Lecce, viale Calasso: ex Agip quasi pronta e via al restyling senza chiusure
A Lecce, davanti all’Obelisco su viale Calasso, è quasi ultimato il recupero dell’ex stazione Agip, destinata a diventare infopoint turistico e spazio culturale. Il Comune prevede di chiudere le rifiniture interne entro metà gennaio, poi partiranno i raccordi esterni verso via San Nicola e l’area del cimitero, dove è attivo un altro cantiere. Contestualmente, dalla prossima settimana inizieranno i lavori di restyling di viale Calasso: prima sui marciapiedi, senza chiudere la strada al traffico, dall’incrocio con l’ex Agip fino alla rotatoria d’ingresso da Brindisi. Il progetto include pista ciclabile monodirezionale sul viale delle mura, paline smart, nuova organizzazione dei parcheggi e pensiline con segnalazione digitale, telecamere e dispositivi antibivacco. Sul futuro gestionale della “pagoda” Agip, edificio del 1952 di Mario Bacciocchi, il vicesindaco ha annunciato procedure di gara “in tempi brevi” dopo agibilità e arredi, per evitare che resti inutilizzata.

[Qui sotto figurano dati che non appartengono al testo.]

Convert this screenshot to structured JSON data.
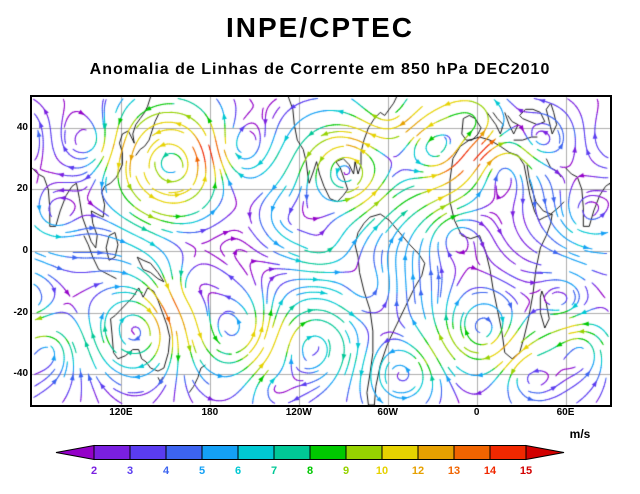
{
  "header": {
    "title": "INPE/CPTEC",
    "subtitle": "Anomalia de Linhas de Corrente em 850 hPa DEC2010"
  },
  "chart_data": {
    "type": "streamline-map",
    "title": "Anomalia de Linhas de Corrente em 850 hPa DEC2010",
    "institution": "INPE/CPTEC",
    "variable": "Anomalia de Linhas de Corrente",
    "level": "850 hPa",
    "period": "DEC2010",
    "units": "m/s",
    "lon_range": [
      60,
      450
    ],
    "lat_range": [
      -50,
      50
    ],
    "grid": true,
    "x_ticks": [
      {
        "lon": 120,
        "label": "120E"
      },
      {
        "lon": 180,
        "label": "180"
      },
      {
        "lon": 240,
        "label": "120W"
      },
      {
        "lon": 300,
        "label": "60W"
      },
      {
        "lon": 360,
        "label": "0"
      },
      {
        "lon": 420,
        "label": "60E"
      }
    ],
    "y_ticks": [
      {
        "lat": 40,
        "label": "40"
      },
      {
        "lat": 20,
        "label": "20"
      },
      {
        "lat": 0,
        "label": "0"
      },
      {
        "lat": -20,
        "label": "-20"
      },
      {
        "lat": -40,
        "label": "-40"
      }
    ],
    "colorbar": {
      "units_label": "m/s",
      "tick_labels": [
        "2",
        "3",
        "4",
        "5",
        "6",
        "7",
        "8",
        "9",
        "10",
        "12",
        "13",
        "14",
        "15"
      ],
      "colors": [
        "#9400c8",
        "#7a1fe0",
        "#5a3cf0",
        "#3c64f0",
        "#14a0f5",
        "#00c8d2",
        "#00c896",
        "#00c800",
        "#96d200",
        "#e6d200",
        "#e6a000",
        "#f06400",
        "#f02800",
        "#d20000"
      ]
    },
    "background_flow": {
      "u_amp": 1.2,
      "v_amp": 0.35
    },
    "vortices": [
      [
        154,
        28,
        11,
        20
      ],
      [
        200,
        33,
        -6,
        14
      ],
      [
        232,
        10,
        4,
        15
      ],
      [
        272,
        26,
        10,
        16
      ],
      [
        300,
        45,
        -5,
        12
      ],
      [
        332,
        33,
        9,
        14
      ],
      [
        357,
        42,
        7,
        12
      ],
      [
        377,
        27,
        -6,
        14
      ],
      [
        404,
        36,
        5,
        11
      ],
      [
        100,
        35,
        -5,
        13
      ],
      [
        75,
        12,
        4,
        12
      ],
      [
        131,
        -26,
        -8,
        17
      ],
      [
        168,
        -12,
        5,
        13
      ],
      [
        195,
        -26,
        7,
        16
      ],
      [
        249,
        -31,
        -7,
        15
      ],
      [
        285,
        -12,
        4,
        12
      ],
      [
        310,
        -40,
        6,
        13
      ],
      [
        364,
        -26,
        -8,
        16
      ],
      [
        395,
        -40,
        5,
        12
      ],
      [
        418,
        -16,
        -5,
        12
      ],
      [
        70,
        -32,
        5,
        11
      ],
      [
        222,
        -45,
        -4,
        11
      ],
      [
        345,
        5,
        -4,
        12
      ],
      [
        255,
        2,
        4,
        12
      ]
    ]
  }
}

Ischia, ricostruzione: verso il dopo Legnini, nome in pole Schiano
Sull’isola d’Ischia (Napoli), nei comuni colpiti dal sisma 2017 e dall’alluvione 2022, si avvicina la fine del mandato del commissario alla ricostruzione Giovanni Legnini. Da Roma filtra che il governo non rinnoverà l’incarico e che il decreto di nomina del successore sarebbe già pronto, anche se non pubblicato. Tra i nomi circolati c’è il deputato di Fratelli d’Italia Michele Schiano di Visconti, indicato come conoscitore del territorio, e quello del docente Marcello Feola. Il passaggio di consegne preoccupa operatori economici e amministratori locali per il rischio di rallentamenti nella fase più delicata. L’associazione albergatori di Casamicciola e il sindaco di Lacco Ameno hanno espresso timori per un cambio di guida legato a logiche politiche, sottolineando l’impatto che un avvicendamento potrebbe avere su tempi e continuità delle pratiche.